Monday, December 22, 2014

Flower Clock

On this first day of the year that is longer (the day after the winter solstice), I’m thinking of time. Recently I heard of an idea for a living clock. Carolus Linnaeus (1707-1778), the biologist who developed the two-word naming system for biology, noticed that plants opened and closed their flowers at predictable times during the day and night. In other words, plants, like animals, have internal biological clocks.

For example, Goat’s Beard (Tragopogon pratensis) flowers open at 3 am, while Dandelion (Taraxacum officinale) flowers open at 5 am. Linnaeus realized that you could tell time by looking at which plants’ flowers were open. After researching and planting a wide variety of plants, he was able to tell time to within a half hour, just by observing his flowers. Linnaeus drew a diagram of a plant clock, but it appears he never actually planted one.

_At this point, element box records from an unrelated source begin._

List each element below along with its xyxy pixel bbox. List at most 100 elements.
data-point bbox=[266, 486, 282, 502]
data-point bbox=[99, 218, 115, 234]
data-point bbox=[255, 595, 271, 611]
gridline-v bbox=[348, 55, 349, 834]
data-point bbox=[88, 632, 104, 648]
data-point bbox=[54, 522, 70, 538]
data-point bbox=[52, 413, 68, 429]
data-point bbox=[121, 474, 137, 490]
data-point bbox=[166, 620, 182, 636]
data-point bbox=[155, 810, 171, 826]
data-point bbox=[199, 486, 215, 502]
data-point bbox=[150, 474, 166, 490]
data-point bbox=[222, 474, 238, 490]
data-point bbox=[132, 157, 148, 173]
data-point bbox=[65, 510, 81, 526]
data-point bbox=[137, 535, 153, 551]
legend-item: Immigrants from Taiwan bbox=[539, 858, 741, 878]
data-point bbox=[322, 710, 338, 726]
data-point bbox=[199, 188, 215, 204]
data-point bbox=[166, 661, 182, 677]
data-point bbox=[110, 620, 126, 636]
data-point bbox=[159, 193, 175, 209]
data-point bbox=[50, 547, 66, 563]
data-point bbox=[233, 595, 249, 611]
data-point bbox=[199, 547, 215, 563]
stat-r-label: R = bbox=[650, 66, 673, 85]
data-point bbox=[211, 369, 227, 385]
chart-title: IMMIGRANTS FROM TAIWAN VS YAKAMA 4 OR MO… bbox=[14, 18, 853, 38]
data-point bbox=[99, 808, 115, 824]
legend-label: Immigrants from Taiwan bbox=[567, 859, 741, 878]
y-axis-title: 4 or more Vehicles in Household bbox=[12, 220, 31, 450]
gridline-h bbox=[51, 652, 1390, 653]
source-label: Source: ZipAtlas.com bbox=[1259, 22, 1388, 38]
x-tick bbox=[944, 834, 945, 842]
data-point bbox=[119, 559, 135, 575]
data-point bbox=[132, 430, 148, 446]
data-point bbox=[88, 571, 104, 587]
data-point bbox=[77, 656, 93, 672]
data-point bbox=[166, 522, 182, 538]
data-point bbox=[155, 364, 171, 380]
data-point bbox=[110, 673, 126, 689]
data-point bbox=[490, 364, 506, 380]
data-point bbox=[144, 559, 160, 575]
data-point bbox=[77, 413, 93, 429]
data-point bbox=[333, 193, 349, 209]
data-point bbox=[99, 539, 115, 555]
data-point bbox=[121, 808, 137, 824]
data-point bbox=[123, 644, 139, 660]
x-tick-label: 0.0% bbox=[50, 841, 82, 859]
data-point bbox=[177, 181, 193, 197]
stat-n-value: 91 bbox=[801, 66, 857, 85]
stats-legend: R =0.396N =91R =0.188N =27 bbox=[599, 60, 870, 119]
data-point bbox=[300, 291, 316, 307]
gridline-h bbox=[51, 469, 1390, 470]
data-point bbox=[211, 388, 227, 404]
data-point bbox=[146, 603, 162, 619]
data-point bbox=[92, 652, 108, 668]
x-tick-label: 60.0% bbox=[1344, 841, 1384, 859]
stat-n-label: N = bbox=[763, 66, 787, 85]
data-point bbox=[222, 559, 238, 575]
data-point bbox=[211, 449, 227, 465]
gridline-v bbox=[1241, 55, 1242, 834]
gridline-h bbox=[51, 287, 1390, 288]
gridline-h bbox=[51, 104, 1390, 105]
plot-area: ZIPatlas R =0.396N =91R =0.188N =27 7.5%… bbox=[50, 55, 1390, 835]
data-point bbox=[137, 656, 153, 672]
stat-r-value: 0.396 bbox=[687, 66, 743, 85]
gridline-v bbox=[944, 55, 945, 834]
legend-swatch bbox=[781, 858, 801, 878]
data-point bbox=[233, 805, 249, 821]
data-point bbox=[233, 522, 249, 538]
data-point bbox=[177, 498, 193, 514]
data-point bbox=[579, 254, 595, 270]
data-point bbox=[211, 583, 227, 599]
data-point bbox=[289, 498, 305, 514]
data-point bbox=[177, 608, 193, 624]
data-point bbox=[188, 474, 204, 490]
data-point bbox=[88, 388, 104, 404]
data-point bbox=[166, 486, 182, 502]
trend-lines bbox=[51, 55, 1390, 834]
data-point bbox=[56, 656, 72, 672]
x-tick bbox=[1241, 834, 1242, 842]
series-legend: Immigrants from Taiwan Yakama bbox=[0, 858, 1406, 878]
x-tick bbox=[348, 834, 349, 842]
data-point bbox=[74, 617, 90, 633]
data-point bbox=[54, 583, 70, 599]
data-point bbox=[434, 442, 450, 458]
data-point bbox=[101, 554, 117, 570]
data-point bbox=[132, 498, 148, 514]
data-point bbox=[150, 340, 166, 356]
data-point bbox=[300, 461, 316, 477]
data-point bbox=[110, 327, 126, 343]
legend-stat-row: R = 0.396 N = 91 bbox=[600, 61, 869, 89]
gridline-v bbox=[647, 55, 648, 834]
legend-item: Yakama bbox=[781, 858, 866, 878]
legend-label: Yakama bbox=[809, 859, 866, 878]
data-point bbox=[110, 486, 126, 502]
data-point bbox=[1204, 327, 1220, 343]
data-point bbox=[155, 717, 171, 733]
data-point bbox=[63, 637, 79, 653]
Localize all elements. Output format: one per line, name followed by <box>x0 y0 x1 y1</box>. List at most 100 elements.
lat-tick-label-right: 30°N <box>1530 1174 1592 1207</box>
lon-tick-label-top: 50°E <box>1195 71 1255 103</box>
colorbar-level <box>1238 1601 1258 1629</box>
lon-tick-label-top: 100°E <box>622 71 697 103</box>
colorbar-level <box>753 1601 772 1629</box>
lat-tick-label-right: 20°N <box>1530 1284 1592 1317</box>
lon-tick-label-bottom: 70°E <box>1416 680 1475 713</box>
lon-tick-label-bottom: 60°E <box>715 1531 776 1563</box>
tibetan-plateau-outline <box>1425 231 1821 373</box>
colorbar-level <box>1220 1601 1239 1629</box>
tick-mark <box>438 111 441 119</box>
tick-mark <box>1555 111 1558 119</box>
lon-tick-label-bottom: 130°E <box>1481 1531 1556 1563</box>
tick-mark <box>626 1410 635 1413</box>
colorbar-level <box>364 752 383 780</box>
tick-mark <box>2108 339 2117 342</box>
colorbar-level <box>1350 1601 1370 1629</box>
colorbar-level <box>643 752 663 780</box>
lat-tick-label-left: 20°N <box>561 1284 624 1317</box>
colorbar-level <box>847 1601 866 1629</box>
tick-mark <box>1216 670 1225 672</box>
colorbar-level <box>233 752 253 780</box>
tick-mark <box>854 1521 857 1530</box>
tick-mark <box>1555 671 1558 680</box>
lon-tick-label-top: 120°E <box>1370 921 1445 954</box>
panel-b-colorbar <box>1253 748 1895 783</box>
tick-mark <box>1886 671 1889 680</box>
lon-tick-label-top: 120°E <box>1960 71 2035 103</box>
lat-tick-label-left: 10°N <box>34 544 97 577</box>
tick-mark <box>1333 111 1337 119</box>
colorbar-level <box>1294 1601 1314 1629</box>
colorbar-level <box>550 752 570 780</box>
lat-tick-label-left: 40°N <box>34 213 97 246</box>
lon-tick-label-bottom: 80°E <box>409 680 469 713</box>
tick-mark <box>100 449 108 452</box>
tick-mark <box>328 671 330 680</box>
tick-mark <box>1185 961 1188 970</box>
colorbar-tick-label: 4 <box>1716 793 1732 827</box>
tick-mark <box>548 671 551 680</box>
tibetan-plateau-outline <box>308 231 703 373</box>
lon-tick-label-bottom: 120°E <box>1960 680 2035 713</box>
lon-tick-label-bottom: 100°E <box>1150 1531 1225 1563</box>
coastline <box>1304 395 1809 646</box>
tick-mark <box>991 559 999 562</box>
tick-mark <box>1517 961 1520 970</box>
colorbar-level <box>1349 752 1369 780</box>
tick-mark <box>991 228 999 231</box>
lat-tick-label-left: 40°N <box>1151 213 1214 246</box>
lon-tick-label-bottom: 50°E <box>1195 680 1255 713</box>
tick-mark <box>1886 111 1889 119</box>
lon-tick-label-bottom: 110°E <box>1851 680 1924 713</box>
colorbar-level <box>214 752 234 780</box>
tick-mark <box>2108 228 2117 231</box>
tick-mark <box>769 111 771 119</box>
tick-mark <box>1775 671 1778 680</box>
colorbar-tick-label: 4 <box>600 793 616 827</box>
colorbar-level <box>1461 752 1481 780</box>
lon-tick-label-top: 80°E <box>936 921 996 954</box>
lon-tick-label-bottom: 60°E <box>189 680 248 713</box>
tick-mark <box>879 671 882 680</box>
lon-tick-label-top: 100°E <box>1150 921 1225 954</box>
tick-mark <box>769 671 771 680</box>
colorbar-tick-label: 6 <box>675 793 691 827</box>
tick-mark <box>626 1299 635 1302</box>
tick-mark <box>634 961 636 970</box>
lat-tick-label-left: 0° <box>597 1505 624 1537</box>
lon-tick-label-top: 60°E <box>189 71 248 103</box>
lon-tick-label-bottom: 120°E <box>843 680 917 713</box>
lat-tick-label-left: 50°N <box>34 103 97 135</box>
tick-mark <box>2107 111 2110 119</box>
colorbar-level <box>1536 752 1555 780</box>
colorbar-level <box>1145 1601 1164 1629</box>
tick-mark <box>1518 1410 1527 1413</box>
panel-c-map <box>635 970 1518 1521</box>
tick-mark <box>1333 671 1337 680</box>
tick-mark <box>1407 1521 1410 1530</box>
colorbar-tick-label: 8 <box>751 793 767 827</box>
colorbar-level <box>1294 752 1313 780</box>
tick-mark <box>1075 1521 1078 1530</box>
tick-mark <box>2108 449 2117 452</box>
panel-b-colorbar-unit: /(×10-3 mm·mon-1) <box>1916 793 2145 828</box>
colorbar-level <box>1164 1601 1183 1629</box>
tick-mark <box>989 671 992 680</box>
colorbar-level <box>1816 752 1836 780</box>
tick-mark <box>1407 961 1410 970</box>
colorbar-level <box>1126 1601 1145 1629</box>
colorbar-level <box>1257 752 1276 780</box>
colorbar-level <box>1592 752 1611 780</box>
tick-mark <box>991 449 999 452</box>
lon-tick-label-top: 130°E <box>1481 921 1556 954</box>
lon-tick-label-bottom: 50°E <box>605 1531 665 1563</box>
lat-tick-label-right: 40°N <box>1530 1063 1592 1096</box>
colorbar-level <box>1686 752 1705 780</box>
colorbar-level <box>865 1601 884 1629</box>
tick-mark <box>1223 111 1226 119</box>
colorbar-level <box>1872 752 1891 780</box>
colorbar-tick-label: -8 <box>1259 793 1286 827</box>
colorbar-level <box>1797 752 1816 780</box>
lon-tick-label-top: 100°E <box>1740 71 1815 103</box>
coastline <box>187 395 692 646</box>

I think this would be a lot of fun to try. This article has a diagram with plants that grow here in North America, like morning glories (open at 10 am) and California poppy (open at 1 pm). This article has information about making your own garden, as does this, and both have a list of many plants and their flowering time.

I haven’t been able to find photos of anyone who has successfully planted a living clock, so if you know of any please let me know! Supposedly there is one at the University of Uppsala, in Sweden, where Linnaeus lived, but I haven’t been able to find photos of it. They do have a “Linnaeus garden” in their botanical gardens.